Der Vorstand habe von Beginn an erkannt, dass im Kontext der gesamten Zollgesetzgebung „illegale Aktivitäten" stattgefunden hätten.
„Wir sind uns nicht sicher, wer an den illegalen Aktivitäten beteiligt war, aber klar ist: Diese für private Unternehmen genutzten Steuerbefreiungen beruhen auf jamaikanischer Zollgesetzgebung, die vorschreibt, dass Steuerbefreiungen ausschließlich der Einrichtung [die den Status innehat] zugutekommen müssen … . Wir können nicht ermitteln, wer für die Rechtswidrigkeit verantwortlich ist. Es gibt Behörden, die Ermittlungen führen, aber wir sind… Als Ausschuss sind wir uns absolut sicher, dass dieser Prozess nicht fortgeführt werden kann", sagte Wint.
Er fügte hinzu, der Ausschuss empfehle eine Harmonisierung zwischen dem Stammgesetz des UHWI und dem Customs Act, um jegliche Zweifel auszuräumen.
„Aber selbst ohne diese Harmonisierung könnte sich das UHWI nicht damit verteidigen, was es getan hat", sagte er.

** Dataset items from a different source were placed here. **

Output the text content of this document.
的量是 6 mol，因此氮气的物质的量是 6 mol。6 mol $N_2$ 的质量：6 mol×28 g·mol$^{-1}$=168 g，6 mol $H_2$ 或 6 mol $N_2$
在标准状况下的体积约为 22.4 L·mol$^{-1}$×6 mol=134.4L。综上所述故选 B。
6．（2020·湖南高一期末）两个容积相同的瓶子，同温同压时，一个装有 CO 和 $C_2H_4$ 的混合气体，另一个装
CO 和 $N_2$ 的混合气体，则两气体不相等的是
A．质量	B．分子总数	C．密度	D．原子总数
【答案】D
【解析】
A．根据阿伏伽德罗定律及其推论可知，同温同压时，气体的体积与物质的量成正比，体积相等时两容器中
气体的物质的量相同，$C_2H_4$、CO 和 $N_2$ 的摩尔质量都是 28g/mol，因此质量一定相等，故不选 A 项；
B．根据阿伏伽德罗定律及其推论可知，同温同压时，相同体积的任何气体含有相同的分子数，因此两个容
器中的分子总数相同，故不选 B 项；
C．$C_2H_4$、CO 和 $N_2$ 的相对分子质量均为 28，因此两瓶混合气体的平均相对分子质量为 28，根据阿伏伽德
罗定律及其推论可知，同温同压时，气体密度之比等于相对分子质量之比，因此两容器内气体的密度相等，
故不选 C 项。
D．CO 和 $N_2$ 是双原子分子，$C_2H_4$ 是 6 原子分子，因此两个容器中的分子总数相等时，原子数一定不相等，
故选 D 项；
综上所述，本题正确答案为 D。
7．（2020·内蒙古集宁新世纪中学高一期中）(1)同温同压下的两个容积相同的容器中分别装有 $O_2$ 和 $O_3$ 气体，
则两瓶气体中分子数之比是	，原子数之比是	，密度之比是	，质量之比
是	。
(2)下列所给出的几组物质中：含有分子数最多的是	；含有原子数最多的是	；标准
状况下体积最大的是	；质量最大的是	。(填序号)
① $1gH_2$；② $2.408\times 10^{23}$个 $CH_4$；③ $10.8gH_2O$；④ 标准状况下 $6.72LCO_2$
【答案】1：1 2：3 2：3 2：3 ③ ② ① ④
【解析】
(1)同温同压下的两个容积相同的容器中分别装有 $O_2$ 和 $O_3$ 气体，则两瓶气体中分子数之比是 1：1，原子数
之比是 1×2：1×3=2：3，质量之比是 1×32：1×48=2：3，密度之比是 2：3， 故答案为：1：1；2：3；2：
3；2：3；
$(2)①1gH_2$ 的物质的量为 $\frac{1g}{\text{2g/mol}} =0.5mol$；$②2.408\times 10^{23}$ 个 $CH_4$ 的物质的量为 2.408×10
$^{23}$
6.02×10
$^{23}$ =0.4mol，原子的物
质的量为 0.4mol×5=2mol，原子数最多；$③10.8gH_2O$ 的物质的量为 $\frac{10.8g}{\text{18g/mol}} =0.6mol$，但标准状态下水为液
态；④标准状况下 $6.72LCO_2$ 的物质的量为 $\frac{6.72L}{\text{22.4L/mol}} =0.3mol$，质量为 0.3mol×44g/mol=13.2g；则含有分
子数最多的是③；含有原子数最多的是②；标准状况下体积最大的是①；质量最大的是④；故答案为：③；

Die AuGD-Sonderprüfung beim UHWI förderte einen systemischen Zusammenbruch der Beschaffungsstandards zutage, deutlich geworden an nicht dokumentierten Verträgen in Höhe von 521 Millionen Dollar und am Missbrauch des Steuerbefreiungsstatus des Krankenhauses durch vier private Unternehmen. Diese Enthüllung hat eine hochrangige behördenübergreifende Untersuchung ausgelöst und massiven politischen Druck auf den JACDEN-CEO und Parlamentsabgeordneten Dennis Gordon erzeugt, zurückzutreten.
Bei den vier identifizierten Unternehmen handelte es sich um JACDEN Group of Companies (JACDEN Limited), Supreme Laundry Services, Scientific Medical Services und Willman Sales Company Limited. Dem Bericht zufolge führte die Nutzung des Steuerbefreiungsstatus des UHWI zum Import dieser Waren zu Zollausfällen von mehr als 20 Millionen Dollar. Mitchell, der den Bericht vorstellte, wies darauf hin, dass der UHWI Act dem Vorstand des Krankenhauses gestatte, mit nur sehr geringen Einschränkungen Waren ohne Entrichtung von Zöllen auf die Insel einzuführen.
„Es wird weder festgelegt, um welche Art von Gegenständen es sich handelt, noch werden Bedingungen genannt, unter denen die Einfuhr erfolgen kann. Es bleibt der Vorstellung überlassen, dass diese Gegenstände vermutlich für den Gebrauch im Krankenhaus bestimmt wären.
„Das ist also ein Bereich, der Schaden angerichtet hat … denn wenn man eine Tür offen lässt, wird daraus mit der Zeit eine Autobahn. Und genau das ist geschehen, und das müssen wir dringend angehen", sagte er.
In seinem Bericht verwies der Ausschuss auf eine fehlende Übereinstimmung zwischen dem University Hospital of the West Indies Act von 1948 und dem Customs Act 2020. Während das Stammgesetz des UHWI darauf abstellt, dass die Einrichtung (der Vorstand) selbst befreit ist, legt der Customs Act fest, dass Befreiungen nur für Waren gelten, die für den eigenen Gebrauch einer Organisation eingeführt werden.
Er empfiehlt eine Änderung von Section 14 des UHWI Act, um diesen an den Wortlaut des Customs Act anzupassen. Damit würde sichergestellt, dass Steuerbefreiungen ausschließlich für Gegenstände gelten, die für den direkten Gebrauch des Krankenhauses erforderlich sind, hieß es.
Übernommen von Jamaica Gleaner · ursprünglich veröffentlicht am .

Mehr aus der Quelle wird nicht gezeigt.